Katz afirma que o ambiente no qual toda mensagem é emitida, transmitida e
interpretada nunca é estático, mas sim contexto-sensitivo. Que trabalha em
correlação com o corpo, no tratamento do fluxo de informações permanente que os
comanda. Afirma ainda que o transito de trocas é tão intenso e frequente que
impede o uso do verbo “ter” e pede pelo verbo “estar”, pois o corpo é um
estado, apenas um estado dessa coleção de informações que vai mudando.
Capturadas pelo nosso processo perceptivo, que as reconstrói com as perdas
habituais com as perdas habituais a qualquer processo de transmissão, as
informações passam a fazer parte do corpo de uma maneira bastante singular: são
transformadas em corpo. Trata-se do processo de embodiment(10): são as interações entre corpo e mundo.(THELEN, Ester).
Se vamos transformando o
mundo em corpo, há que atentar para e zelar pelo que vamos colocando no mundo,
pelas atitudes que tomamos e pelas que não tomamos, uma vez que ambas marcam
uma diferença nas transformações que estão sempre em curso.
A noosfera fala sobre uma
atmosfera de trocas permanentes de informações que se aproximam e se amplificam
por afinidade, reforçando-se e tendendo a borrar as próprias delimitações,
produzindo uma plasticidade de fronteiras não controlável. É um traço
evolutivo.
Katz diz que o homem esta
diretamente implicado naquilo que ele observa, uma vez que a matéria se
transporta no trânsito natureza – cultura – natureza _ cultura..... Não há
melhor lugar para deixar explicito o tipo de relacionamento existente entre natureza e cultura que o
corpo humano.
Nosso corpo é a porta de
entrada do conhecimento. Idéias e emoções estão codificadas como informação nos
memes (Dawkins, 1976) como replicadores
de informação cultural, análogo ao gene. Pensamento e expressão estão
misturados no movimento de um corpo que dança. Uma idéia (genótipo) se
cristaliza no corpo (fenótipo) por fazer dele seu fenótipo estendido.
“Uma
vez que os memes não vêm embrulhados por instruções para sua replicação, devem
depender do padrão do nosso cérebro para fazer isto por eles. Trata-se de um
estado de dependência que favorece o seu potencial proliferativo porque a
máquina do cérebro constrói e continuamente atualiza modelos mentais do mundo
para aumentar a assimilação e a implementação de memes e suas descendências.”
(Gabora, 1997,20)
O meme faz parte da
comunidade interpretativa que o fortalece ou o descarta conforme sucessivos
acordos de sobrevivência. Isso significa que, quando selecionado, seu uso o
torna recorrente, de tal modo que fica favorecido pela coletividade, e se
espalha rapidamente por contaminação.

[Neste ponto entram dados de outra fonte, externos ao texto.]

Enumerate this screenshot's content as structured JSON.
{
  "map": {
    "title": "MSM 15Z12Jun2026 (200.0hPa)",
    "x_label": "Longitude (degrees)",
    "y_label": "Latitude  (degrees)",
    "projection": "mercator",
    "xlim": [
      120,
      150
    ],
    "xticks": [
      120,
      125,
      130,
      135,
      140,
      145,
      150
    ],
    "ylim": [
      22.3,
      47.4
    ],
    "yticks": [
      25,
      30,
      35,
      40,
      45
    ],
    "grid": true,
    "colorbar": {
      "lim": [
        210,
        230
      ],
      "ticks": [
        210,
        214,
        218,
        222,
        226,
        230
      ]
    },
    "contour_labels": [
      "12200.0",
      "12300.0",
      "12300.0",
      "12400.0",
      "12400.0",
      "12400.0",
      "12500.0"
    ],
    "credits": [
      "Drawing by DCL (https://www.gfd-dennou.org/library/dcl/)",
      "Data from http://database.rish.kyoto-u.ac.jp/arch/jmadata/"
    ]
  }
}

Quanto mais repetido for, mais se
acredita nele e mais aceito fica. A força de proliferação de uma idéia anda
junto com a sua redundância e sua promoção como verdade metafórica. Esta é a
atmosfera da noosfera, a atmosfera onde habitam e se replicam os memes.
Se conceitos estão
fisicamente codificados no cérebro, como memes, e enraizados no corpo como seus
fenótipos estendidos, nossos cérebros e corpos podem mudar _ memes são
evolutivos. Por ser uma caracteristica estética de características singulares
no trato do movimento, a dança pode contribuir no desvendamento dos
modos de ‘manifestar informações no corpo’.
(10) embodiment: incorporação, corporificação, encarnação.